Mit unserem Partner der Tennorgruppe dann zu sagen, wir trauen uns ein oder zwei Transfers zu, die uns qualitativ noch weiter nach vorne bringen. Schritt für Schritt, mit viel Arbeit und Realismus verbunden, zu definieren und die Arbeit zu tun. Mich stört dieser Begriff Big-City-Klub überhaupt gar nicht. Eines Tages wollen wir da ja hin und das sein. Berlin ist Berlin und das ist unsere Hauptstadt. Das ist international das Aushängeschild Deutschlands. Mit Sicherheit politisch, mit Sicherheit wirtschaftlich, aber noch nicht fußballerisch. Das ist jetzt in die Gänge gekommen mit diesen Investments, die gemacht wurden. Und da sich die Ziele zu stecken ist vollkommen richtig, aber sie müssen natürlich vom Zeitrahmen realistisch definiert werden."
[...] "Letztendlich setzt sich Qualität durch. Man muss einen Plan haben, ohne den geht's gar nicht. Klare Ansagen, klare Vorgabe und es muss sich auch etwas entwickeln, wo alle an einem Strang ziehen und umsetzen [...]. Es geht nicht ohne Kameradschaft, es geht nicht ohne Aufopferungsbereitschaft und den letzten totalen Einsatz. Und diese menschlichen Komponenten spielen die weitaus größere Rolle in der Umsetzung als alles was ein Investor oder Sponsoren mit reingeben. Das sind Dinge, die werden von den Menschen umgesetzt, die in der Verantwortung stehen, die müssen dafür dann auch gerade stehen.
Ich denke, das ist absolut machbar. Das alles passiert gerade in unserer Hauptstadt in Berlin. Ganz Europa wundert sich über Berlin. Wie kann es sein, dass in Madrid zwei Mega-Mannschaften sind, in London sind es fünf, sechs, sieben. Als ich Premier League gespielt habe, waren es sieben Erstligisten aus London. Du hast Paris präsentiert, du hast Benfica, Sporting Lissabon, AS Rom, Lazio Rom. Alle Mega-Hauptstädte in Europa haben einen Mega-Klub, nur Berlin nicht."
"Das ist eine Momentaufnahme, wenn du hinten drin steckst.
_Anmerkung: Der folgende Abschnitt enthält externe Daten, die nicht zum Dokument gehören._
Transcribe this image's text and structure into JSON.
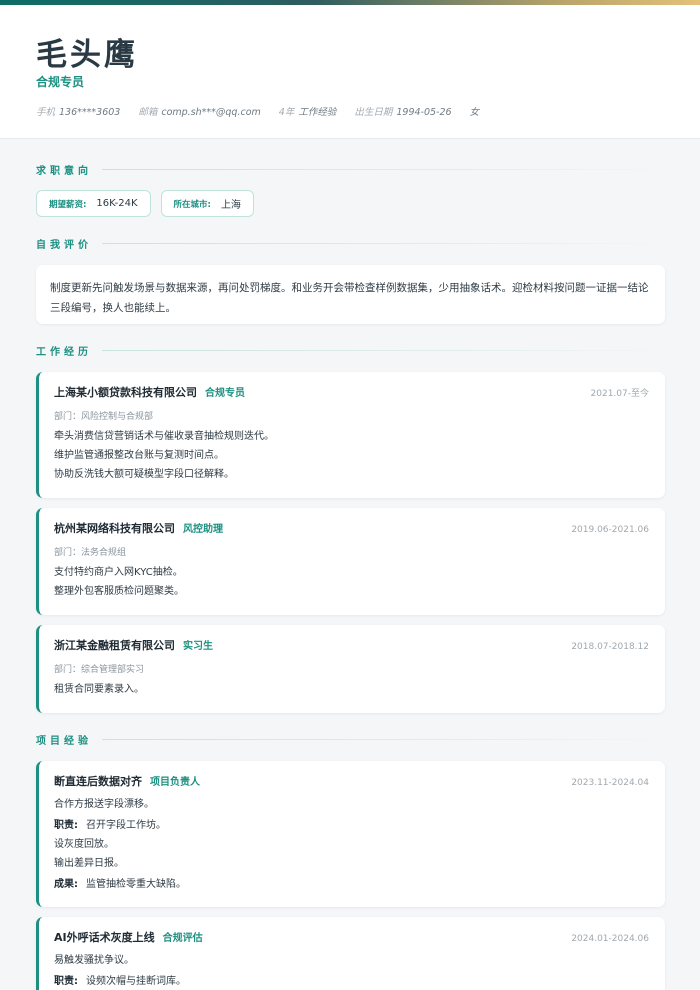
{
  "header": {
    "name": "毛头鹰",
    "title": "合规专员",
    "meta": [
      {
        "key": "手机",
        "value": "136****3603"
      },
      {
        "key": "邮箱",
        "value": "comp.sh***@qq.com"
      },
      {
        "key": "4年",
        "value": "工作经验"
      },
      {
        "key": "出生日期",
        "value": "1994-05-26"
      },
      {
        "key": "",
        "value": "女"
      }
    ]
  },
  "sections": {
    "intent": "求职意向",
    "summary": "自我评价",
    "work": "工作经历",
    "projects": "项目经验"
  },
  "intent": {
    "salary_label": "期望薪资:",
    "salary_value": "16K-24K",
    "city_label": "所在城市:",
    "city_value": "上海"
  },
  "summary": "制度更新先问触发场景与数据来源，再问处罚梯度。和业务开会带检查样例数据集，少用抽象话术。迎检材料按问题一证据一结论三段编号，换人也能续上。",
  "work": [
    {
      "company": "上海某小额贷款科技有限公司",
      "role": "合规专员",
      "date": "2021.07-至今",
      "dept": "部门：风险控制与合规部",
      "lines": [
        "牵头消费信贷营销话术与催收录音抽检规则迭代。",
        "维护监管通报整改台账与复测时间点。",
        "协助反洗钱大额可疑模型字段口径解释。"
      ]
    },
    {
      "company": "杭州某网络科技有限公司",
      "role": "风控助理",
      "date": "2019.06-2021.06",
      "dept": "部门：法务合规组",
      "lines": [
        "支付特约商户入网KYC抽检。",
        "整理外包客服质检问题聚类。"
      ]
    },
    {
      "company": "浙江某金融租赁有限公司",
      "role": "实习生",
      "date": "2018.07-2018.12",
      "dept": "部门：综合管理部实习",
      "lines": [
        "租赁合同要素录入。"
      ]
    }
  ],
  "projects": [
    {
      "name": "断直连后数据对齐",
      "role": "项目负责人",
      "date": "2023.11-2024.04",
      "desc": "合作方报送字段漂移。",
      "duty_label": "职责:",
      "duty_first": "召开字段工作坊。",
      "duty_rest": [
        "设灰度回放。",
        "输出差异日报。"
      ],
      "result_label": "成果:",
      "result": "监管抽检零重大缺陷。"
    },
    {
      "name": "AI外呼话术灰度上线",
      "role": "合规评估",
      "date": "2024.01-2024.06",
      "desc": "易触发骚扰争议。",
      "duty_label": "职责:",
      "duty_first": "设频次帽与挂断词库。"
    }
  ]
}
Ich habe das als Spieler schon einmal erlebt mit Tottenham Hotspur - ein halbes Jahr lang richtig Abstiegskampf in der Premier League. Da geht's nicht um schön spielen, da geht's nicht um Traumkombinationen, da geht's nicht um Feuerwerke, sondern da geht's um punkten. Weg vom Tabellenende. In dem Moment - je höher du wieder nach oben kommst - desto leichter wird die Luft wieder, desto fröhlicher wird die Umgebung wieder, desto risikofreudiger wirst du wieder.
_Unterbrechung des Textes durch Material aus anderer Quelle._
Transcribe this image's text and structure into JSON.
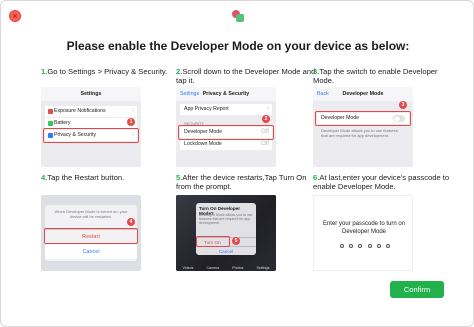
{
  "window": {
    "close_glyph": "×",
    "logo_icon": "app-logo-icon"
  },
  "title": "Please enable the Developer Mode on your device as below:",
  "steps": [
    {
      "num": "1.",
      "text": "Go to Settings > Privacy & Security."
    },
    {
      "num": "2.",
      "text": "Scroll down to the Developer Mode and tap it."
    },
    {
      "num": "3.",
      "text": "Tap the switch to enable Developer Mode."
    },
    {
      "num": "4.",
      "text": "Tap the Restart button."
    },
    {
      "num": "5.",
      "text": "After the device restarts,Tap Turn On from the prompt."
    },
    {
      "num": "6.",
      "text": "At last,enter your device's passcode to enable Developer Mode."
    }
  ],
  "shot1": {
    "nav_title": "Settings",
    "items": [
      "Exposure Notifications",
      "Battery",
      "Privacy & Security"
    ],
    "badge": "1"
  },
  "shot2": {
    "back": "Settings",
    "nav_title": "Privacy & Security",
    "item_top": "App Privacy Report",
    "section": "SECURITY",
    "dev_mode": "Developer Mode",
    "dev_mode_value": "Off",
    "lockdown": "Lockdown Mode",
    "lockdown_value": "Off",
    "badge": "2"
  },
  "shot3": {
    "back": "Back",
    "nav_title": "Developer Mode",
    "row": "Developer Mode",
    "badge": "3",
    "note": "Developer Mode allows you to use features that are required for app development."
  },
  "shot4": {
    "message": "When Developer Mode is turned on, your device will be restarted.",
    "restart": "Restart",
    "cancel": "Cancel",
    "badge": "4"
  },
  "shot5": {
    "alert_title": "Turn On Developer Mode?",
    "alert_body": "Developer Mode allows you to use features that are required for app development.",
    "turn_on": "Turn On",
    "cancel": "Cancel",
    "dock": [
      "Videos",
      "Camera",
      "Photos",
      "Settings"
    ],
    "badge": "5"
  },
  "shot6": {
    "prompt": "Enter your passcode to turn on Developer Mode"
  },
  "confirm_label": "Confirm",
  "colors": {
    "accent_green": "#22b24c",
    "highlight_red": "#e24a4a",
    "ios_blue": "#2f7cf6"
  }
}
Es ist doch ganz klar, dass es unser Ziel ist, so schnell wie möglich da wieder rauszukommen und das Ganze dann wieder nach vorne zu verlagern. Ein offensives Pressing zu fabrizieren, Torchancen herauszuspielen. […] All diese Dinge wieder ins Positive zu wenden. Realistisch ist im Moment: Wir brauchen Punkte. Und Punkte kommen aus einer stabilen Defensive heraus. Punkte kommen, wenn sie sich einfach untereinander verlassen können, wenn erstmal die Null steht. Und dann hast du schon mal einen Punkt. Und wenn du zwei oder drei Tore schießt, dann hast du vielleicht mal einen Dreier. […]
Die Leichtigkeit in der Offensive, die Kreativität, die Laufwege zu machen, die kommen auch vom Gedanklichen her, die kommen vom Kopf her. Und die Köpfe werden leichter, in dem Moment, wenn du mehr Punkte hast. Du bist da unten weg. Dann kannst du Dinge auch viel risikoreicher angehen."